2. Es müssen besondere Umstände eintreten, die die Berufung auf die Ausschlußfrist zu einer unzulässigen Ausnutzung einer Rechtsposition werden lassen.
Normenkette
AVAVG § 143l Abs. 2 S. 2 Fassung: 1960-10-28
Tenor
Die Revision der Klägerin gegen das Urteil des Landessozialgerichts Bremen vom 12. März 1965 wird zurückgewiesen.
Außergerichtliche Kosten des Revisionsverfahrens sind nicht zu erstatten.
Gründe
I
Die Klägerin beansprucht von der Beklagten Schlechtwettergeld (SWG) zugunsten mehrerer Arbeitnehmer im Gesamtbetrag von zunächst 1.581,10 DM für Arbeitsausfall in der Zeit vom 8. Februar bis zum 8. März 1963. Ihr Antrag hierzu vom 20. April 1963 sei nebst den erforderlichen Unterlagen (Abrechnungslisten u. a.) von ihrer Buchhalterin fertiggestellt und danach von einem Angestellten zur Post gegeben worden. Er ging jedoch beim Arbeitsamt bis zum Ablauf der gesetzlichen Ausschlußfrist (31. Mai 1963) nicht ein. Als die Klägerin nach mehreren Telefongesprächen erfahren hatte, daß von ihr kein Antrag vorliege, reichte sie am 26. Juni 1963 ein als Duplikat bezeichnetes Stück nach. Die Beklagte lehnte diesen Antrag ab, weil die Ausschlußfrist abgelaufen sei (Bescheid vom 11. Juli 1963). Der Widerspruch der Klägerin blieb erfolglos (Widerspruchsbescheid vom 22. August 1963). Das Sozialgericht (SG) hob die Bescheide der Beklagte auf und verurteilte sie, an die Klägerin SWG zu zahlen (Urteil vom 27. November 1964). Auf die Berufung der Beklagten hob das Landessozialgericht (LSG) das SG-Urteil auf und wies die Klage ab (Urteil vom 12. März 1965). Zur Begründung führte es im wesentlichen aus: Die Ungewißheit darüber, ob der Brief der Klägerin vom 20. April 1963 mit den erforderlichen Unterlagen in den Verfügungsbereich der Post oder der Beklagten gelangt sei, gehe zu Lasten der Klägerin. Der (wiederholte) Antrag vom 26. Juni 1963 sei bei der Beklagten erst nach Ablauf der Ausschlußfrist des § 143 1 Abs. 2 des Gesetzes über Arbeitsvermittlung und Arbeitslosenversicherung (AVAVG) eingegangen, die mit dem 31. Mai 1963 endete. Nach Wortlaut und Sinn der gesetzlichen Vorschrift handele es sich um eine materiell-rechtliche Ausschlußfrist. Daher könne weder Wiedereinsetzung in den vorigen Stand gewährt, noch könnten die bürgerlich-rechtlichen Vorschriften über die Hemmung der Verjährung angewandt werden. Nach der Rechtsprechung des Bundessozialgerichts (BSG 22, 257), der das LSG beitrete, bleibe auch eine entsprechende Anwendung der Gedankengänge des Großen Senats zum Versorgungsrecht (§ 58 Abs. 1 des Bundesversorgungsgesetzes - BVG - aF) ausgeschlossen. Ein Verschulden der Beklagten bei der wiederholten Nachfrage der Buchhalterin des Betriebs, das etwa zugunsten der Klägerin sprechen könnte, sei nicht feststellbar.

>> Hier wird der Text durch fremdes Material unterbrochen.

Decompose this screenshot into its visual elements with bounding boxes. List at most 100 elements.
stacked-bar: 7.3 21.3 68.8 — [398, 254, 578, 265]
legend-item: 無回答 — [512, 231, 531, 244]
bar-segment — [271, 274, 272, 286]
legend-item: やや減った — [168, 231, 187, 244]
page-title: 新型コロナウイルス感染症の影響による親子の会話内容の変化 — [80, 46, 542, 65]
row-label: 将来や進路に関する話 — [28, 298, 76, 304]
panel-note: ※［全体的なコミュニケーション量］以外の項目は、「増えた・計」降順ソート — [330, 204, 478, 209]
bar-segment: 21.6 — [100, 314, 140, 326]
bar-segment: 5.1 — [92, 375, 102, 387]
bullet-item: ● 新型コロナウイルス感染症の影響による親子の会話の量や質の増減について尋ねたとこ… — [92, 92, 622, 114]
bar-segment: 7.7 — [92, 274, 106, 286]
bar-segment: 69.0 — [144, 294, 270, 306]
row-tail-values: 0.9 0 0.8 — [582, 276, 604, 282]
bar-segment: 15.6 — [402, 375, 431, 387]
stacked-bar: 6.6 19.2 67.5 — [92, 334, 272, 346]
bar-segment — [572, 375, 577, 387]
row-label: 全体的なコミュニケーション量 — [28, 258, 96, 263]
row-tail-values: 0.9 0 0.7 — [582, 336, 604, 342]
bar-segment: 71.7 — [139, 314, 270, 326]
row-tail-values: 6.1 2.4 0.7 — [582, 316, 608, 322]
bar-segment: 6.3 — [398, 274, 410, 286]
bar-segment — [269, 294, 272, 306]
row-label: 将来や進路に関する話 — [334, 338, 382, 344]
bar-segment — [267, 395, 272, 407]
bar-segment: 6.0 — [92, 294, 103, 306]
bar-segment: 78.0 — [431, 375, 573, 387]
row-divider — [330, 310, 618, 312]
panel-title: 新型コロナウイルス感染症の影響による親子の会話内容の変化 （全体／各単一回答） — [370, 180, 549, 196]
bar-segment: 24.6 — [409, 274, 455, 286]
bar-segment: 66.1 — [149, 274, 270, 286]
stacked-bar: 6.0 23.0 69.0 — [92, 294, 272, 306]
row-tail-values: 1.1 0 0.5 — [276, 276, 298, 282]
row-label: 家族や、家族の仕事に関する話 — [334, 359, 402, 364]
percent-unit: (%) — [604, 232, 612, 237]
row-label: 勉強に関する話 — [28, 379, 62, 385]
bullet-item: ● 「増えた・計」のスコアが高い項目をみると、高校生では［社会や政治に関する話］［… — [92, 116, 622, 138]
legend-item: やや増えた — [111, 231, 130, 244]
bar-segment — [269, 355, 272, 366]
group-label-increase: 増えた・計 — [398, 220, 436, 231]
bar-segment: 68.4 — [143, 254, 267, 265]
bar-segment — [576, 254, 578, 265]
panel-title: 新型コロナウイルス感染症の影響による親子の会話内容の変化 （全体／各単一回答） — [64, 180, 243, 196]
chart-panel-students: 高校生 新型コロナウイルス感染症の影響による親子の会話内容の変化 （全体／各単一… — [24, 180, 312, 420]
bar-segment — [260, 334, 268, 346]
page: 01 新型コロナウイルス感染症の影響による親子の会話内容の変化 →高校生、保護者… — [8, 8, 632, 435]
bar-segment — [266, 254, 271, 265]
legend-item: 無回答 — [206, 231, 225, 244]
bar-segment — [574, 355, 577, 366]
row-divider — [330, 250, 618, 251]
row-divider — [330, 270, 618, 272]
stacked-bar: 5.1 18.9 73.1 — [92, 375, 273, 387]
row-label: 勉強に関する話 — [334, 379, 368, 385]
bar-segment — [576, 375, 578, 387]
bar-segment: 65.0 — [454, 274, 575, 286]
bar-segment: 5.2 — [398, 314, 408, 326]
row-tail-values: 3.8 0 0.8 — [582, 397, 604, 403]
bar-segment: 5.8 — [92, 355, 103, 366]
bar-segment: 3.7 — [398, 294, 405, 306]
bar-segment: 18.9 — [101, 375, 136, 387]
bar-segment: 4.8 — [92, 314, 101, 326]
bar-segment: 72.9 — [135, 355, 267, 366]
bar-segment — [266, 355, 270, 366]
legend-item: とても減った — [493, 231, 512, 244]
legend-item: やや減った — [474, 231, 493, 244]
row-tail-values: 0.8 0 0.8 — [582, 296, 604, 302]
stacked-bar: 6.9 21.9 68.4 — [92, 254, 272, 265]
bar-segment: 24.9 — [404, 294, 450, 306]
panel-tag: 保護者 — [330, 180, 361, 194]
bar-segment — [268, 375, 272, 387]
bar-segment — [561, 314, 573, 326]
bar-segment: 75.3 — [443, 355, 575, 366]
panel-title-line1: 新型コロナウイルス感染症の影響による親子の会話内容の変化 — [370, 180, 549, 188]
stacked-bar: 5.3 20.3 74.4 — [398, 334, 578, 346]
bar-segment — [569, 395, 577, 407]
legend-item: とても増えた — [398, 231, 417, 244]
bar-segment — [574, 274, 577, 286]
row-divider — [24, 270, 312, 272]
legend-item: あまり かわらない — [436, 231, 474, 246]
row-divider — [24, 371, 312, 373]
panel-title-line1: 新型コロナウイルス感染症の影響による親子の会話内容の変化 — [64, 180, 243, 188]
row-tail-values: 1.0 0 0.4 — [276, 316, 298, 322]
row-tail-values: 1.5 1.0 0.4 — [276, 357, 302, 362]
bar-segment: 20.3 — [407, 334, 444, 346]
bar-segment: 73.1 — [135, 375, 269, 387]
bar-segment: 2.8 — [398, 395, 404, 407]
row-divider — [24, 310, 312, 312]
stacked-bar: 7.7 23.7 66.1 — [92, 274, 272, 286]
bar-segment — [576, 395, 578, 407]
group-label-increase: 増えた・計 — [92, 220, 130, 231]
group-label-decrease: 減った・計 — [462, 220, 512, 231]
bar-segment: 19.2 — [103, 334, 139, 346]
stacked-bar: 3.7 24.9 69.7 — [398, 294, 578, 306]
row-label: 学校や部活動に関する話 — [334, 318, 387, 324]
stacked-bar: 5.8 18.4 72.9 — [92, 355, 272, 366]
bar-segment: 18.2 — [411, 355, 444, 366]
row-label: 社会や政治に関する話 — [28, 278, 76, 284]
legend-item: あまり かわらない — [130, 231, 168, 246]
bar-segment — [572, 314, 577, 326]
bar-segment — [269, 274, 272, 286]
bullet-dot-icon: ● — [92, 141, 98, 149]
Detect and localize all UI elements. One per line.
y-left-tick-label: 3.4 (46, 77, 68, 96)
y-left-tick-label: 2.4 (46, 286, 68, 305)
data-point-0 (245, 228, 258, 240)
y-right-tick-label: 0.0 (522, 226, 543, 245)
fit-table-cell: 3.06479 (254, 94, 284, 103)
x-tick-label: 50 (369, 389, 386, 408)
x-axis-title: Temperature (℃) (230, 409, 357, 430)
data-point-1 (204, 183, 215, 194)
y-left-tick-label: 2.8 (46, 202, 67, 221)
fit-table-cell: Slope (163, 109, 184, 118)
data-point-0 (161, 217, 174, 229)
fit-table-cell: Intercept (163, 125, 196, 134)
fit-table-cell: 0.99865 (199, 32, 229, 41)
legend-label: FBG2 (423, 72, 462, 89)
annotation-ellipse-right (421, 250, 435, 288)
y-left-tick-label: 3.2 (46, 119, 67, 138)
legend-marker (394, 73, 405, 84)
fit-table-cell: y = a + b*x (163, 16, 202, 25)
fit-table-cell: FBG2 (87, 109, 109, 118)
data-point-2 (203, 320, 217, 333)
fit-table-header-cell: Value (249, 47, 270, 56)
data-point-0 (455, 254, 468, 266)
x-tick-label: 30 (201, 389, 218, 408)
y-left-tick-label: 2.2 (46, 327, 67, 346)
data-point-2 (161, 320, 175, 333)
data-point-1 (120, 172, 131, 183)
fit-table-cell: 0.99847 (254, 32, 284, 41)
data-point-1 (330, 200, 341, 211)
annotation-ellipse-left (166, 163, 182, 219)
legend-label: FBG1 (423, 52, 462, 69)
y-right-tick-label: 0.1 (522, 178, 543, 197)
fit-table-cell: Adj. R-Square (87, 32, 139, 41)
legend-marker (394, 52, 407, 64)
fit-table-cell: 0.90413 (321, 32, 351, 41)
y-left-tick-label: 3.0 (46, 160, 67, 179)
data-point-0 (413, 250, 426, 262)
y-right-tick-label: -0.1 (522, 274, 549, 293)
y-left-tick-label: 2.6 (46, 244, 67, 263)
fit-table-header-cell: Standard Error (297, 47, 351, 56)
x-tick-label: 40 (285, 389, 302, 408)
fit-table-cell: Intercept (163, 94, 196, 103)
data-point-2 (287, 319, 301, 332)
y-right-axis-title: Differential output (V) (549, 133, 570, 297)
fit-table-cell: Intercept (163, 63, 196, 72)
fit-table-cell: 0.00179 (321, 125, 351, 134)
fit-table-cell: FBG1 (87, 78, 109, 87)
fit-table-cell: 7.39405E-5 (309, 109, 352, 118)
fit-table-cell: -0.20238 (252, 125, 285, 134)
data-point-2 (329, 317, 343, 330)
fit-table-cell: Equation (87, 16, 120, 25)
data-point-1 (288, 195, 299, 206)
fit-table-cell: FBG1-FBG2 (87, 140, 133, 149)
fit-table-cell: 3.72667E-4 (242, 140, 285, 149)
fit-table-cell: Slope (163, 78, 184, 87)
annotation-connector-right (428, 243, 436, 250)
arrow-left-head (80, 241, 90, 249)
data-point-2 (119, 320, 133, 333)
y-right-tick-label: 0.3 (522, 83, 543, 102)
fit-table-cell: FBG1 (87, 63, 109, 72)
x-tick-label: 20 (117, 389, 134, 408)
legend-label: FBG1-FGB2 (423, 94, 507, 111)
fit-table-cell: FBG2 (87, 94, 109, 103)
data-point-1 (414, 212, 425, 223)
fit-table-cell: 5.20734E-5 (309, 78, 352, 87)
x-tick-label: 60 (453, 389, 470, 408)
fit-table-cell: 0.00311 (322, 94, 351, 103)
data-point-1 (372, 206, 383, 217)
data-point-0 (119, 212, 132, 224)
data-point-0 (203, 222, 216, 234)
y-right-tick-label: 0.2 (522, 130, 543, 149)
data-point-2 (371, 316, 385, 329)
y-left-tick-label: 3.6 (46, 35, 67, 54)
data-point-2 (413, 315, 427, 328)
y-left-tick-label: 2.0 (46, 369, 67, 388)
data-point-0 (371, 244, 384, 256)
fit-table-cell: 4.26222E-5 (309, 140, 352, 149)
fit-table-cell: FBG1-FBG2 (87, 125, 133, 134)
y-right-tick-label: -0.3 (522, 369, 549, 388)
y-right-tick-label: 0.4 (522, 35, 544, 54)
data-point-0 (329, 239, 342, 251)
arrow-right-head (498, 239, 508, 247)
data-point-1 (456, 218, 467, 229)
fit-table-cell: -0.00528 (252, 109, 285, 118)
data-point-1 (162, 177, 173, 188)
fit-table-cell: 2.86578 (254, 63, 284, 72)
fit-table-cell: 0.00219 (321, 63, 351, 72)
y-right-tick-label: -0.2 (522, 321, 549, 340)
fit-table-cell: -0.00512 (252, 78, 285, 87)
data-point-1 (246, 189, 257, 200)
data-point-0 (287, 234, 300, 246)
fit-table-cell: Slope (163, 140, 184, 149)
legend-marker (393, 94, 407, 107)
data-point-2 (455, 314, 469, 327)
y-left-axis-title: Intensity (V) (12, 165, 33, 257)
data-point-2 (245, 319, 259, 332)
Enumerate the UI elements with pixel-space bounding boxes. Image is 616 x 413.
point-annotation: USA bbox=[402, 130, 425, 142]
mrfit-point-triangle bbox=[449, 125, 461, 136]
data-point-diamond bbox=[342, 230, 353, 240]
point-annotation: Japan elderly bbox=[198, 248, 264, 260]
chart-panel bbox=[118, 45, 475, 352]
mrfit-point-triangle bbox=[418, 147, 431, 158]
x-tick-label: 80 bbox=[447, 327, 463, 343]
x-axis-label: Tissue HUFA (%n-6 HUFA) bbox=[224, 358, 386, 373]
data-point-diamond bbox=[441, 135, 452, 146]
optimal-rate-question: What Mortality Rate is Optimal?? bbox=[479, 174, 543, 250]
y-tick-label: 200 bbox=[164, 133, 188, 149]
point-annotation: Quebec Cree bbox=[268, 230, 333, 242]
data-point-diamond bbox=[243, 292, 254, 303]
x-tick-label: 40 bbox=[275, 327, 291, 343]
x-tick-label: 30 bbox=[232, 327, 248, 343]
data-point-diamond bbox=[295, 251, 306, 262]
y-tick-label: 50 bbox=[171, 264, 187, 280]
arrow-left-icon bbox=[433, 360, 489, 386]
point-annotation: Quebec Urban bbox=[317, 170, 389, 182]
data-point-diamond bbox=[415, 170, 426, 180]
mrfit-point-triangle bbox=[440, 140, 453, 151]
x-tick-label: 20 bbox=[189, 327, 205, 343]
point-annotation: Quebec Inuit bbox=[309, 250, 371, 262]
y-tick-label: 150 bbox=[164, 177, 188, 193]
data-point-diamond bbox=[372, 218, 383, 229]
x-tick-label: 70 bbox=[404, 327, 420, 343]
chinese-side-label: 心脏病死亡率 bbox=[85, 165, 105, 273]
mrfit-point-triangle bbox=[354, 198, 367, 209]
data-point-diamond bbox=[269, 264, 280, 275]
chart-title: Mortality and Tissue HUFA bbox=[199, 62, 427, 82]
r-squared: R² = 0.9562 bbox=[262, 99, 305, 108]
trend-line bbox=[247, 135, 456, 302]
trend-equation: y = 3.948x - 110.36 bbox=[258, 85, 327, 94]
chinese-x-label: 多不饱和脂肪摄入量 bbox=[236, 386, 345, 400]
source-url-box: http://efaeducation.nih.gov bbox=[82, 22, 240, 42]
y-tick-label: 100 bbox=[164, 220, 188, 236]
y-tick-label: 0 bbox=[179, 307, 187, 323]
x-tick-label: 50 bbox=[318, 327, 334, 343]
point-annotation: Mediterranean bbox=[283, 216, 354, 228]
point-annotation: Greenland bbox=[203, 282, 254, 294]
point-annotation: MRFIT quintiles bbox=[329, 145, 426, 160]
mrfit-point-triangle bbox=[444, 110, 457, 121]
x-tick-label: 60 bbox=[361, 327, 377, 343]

Revision wurde zugelassen.
Die Klägerin hat Revision eingelegt und beantragt,
das angefochtene Urteil aufzuheben und die Beklagte unter Aufhebung des Widerspruchsbescheids vom 22. August 1963 und des Bescheids vom 11. Juli 1963 zu verurteilen, an die Klägerin SWG in Höhe von 1.422,40 DM (berichtigte Summe) zu zahlen.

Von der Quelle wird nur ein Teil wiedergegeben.